To report to shareholders on the completion of the last 5 months of the last financial year from January to 30 June 2004 is a matter of great pleasure and pride for me and the whole Board. The first five months of this financial year have also been interesting times.
I propose to comment first on the mine joint venture, secondly on other corporate events since our last AGM, thirdly on our goals going forward, and fourthly on corporate governance.
A. Review of 2003/2004 Financial Year and Subsequent Events
1. The Beaconsfield Mine
The main reason for our Company's existence at present is to be a successful investor in the Beaconsfield Mine. The mine's operations were very successful over the 2003/2004 financial year and as a consequence, Beaconsfield Gold's corporate operations were extremely successful. Details are in your annual report, but the headlines are worth repeating often.
The average head grade for gold ore was 20.8 grams per tonne. Gold production was a record 147,152 ounces. Direct mine operating expenditure was $308 per ounce produced. With a mine result as good as that and with the gold price at favourable levels our Company's investment would not be otherwise than highly profitable.
Maintaining the high level of profitability realised from the high grade ore will, as the decline drives more than a kilometre vertically below the surface, depend on effective control of increasing costs arising from factors including rock stress, air temperature in the deeper working areas, and trucking over the extended length of the decline. In addition a new tailings dam will need to be constructed for a mine life beyond 2007.
As we do not control mine management we have only limited influence on achieving better cost efficiency. Under current joint venture arrangements achieving the best outcomes for our shareholders in joint venture business depends on maintenance of mutual goodwill and respect leading to a capacity to get insight into, and have influence on, internal management realities.
Change in Stratigraphy: On the subject of the stratigraphy of the Tasmania Reef, it is useful to clarify an announcement we made in May 2004 in the light of later information. At that time we announced "a new high grade ore zone on the eastern flank of the Tasmania Reef". Subsequent assessment suggests that this ore zone was not "new" in the sense of "additional" but is a previously unexpected repositioning eastward of the main high grade Tasmania Reef, and results from a fold to the east that occurred at a time subsequent to formation of the reef. This fold is related to a sudden flattening in stratigraphy illustrated in the long section diagram on the back cover of the Annual Report.
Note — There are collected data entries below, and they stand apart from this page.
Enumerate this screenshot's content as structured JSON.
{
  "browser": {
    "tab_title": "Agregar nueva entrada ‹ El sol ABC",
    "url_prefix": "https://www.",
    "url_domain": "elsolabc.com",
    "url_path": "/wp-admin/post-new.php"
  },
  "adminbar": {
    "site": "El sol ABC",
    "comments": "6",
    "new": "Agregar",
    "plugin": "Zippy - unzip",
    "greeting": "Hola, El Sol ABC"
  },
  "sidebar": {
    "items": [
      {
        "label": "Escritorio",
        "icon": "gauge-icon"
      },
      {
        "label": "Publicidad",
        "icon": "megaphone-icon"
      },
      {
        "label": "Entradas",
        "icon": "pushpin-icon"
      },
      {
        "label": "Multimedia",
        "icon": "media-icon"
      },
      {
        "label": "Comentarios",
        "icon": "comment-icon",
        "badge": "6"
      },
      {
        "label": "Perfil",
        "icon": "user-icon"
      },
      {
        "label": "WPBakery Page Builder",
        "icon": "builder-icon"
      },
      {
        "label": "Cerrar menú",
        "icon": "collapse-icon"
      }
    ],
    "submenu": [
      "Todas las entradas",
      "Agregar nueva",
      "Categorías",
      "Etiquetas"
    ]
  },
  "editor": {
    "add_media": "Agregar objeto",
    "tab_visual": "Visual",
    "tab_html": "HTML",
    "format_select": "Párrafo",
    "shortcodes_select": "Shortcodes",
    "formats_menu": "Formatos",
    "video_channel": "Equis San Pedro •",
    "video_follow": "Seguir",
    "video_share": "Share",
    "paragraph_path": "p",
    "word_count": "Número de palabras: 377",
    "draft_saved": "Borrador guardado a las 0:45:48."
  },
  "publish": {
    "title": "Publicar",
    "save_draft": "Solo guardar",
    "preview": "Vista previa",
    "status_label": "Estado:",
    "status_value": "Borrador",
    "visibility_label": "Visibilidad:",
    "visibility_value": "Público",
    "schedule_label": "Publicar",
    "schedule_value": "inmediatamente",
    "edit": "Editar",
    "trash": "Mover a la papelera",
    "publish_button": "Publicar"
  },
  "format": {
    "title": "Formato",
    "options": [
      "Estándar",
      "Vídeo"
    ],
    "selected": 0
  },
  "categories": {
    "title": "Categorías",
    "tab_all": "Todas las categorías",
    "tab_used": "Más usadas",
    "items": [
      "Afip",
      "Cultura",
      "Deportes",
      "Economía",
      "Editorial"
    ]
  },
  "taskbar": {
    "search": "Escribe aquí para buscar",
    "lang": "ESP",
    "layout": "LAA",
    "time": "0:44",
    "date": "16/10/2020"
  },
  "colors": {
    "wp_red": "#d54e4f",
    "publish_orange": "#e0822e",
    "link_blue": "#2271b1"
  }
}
The flattening and repositioning of the ore body was not recognised at the time of our May announcement due to a lack of infill and step out exploration drilling, in part as a result of the financial controls imposed by both joint venture partners being under external administration during the year.
The changing geology has resulted in a change to (and acceleration of) the staged drilling program to delineate ore reserves. Contemporaneously with mapping of the fold, one drill hole result in May indicated a start to definition of a renewed high grade cental zone down dip and justified the decision to extend and accelerate the drilling program. The further program has yet to yield results that confirm continuation of the high grade zone, however the drilling program will continue until around June 2005.
This emphasises the necessity that priority continues to be given to ameliorate the inherent risk of mine planning without sufficient geological data. Our Company therefore stands ready to commit the funds necessary for a continuing forward drilling program within the Tasmania Reef for the purpose of enabling informed mine planning.
The geological risk exposed by the unexpected divergence in the reef is linked to the financial risk inherent in our joint venture partner, who is also the mine manager, having potentially divergent financial goals from ours. As I will outline shortly, we therefore believe it is in our Company's interests to bring the mine and its tenements under the single integrated ownership of this Company if commercially possible. Not only would this eliminate the extra administrative costs and associated lines of communication built into a joint venture structure, but it would enable the operational mine management to drive mine operating and cost efficiency in the interests of a single economic entity primarily focussed on long term shareholder return rather than maximising short to medium term cash flow to recover debt.
Full ownership of the Beaconsfield mine therefore remains the primary strategic objective of the Board as one means of maintaining and growing earnings per share and achieving long term profitability in the resources industry. This is not an objective that we will pursue at all costs. If it cannot be achieved on commercial terms that enhance the interests of shareholders, then the Company will pursue growth elsewhere.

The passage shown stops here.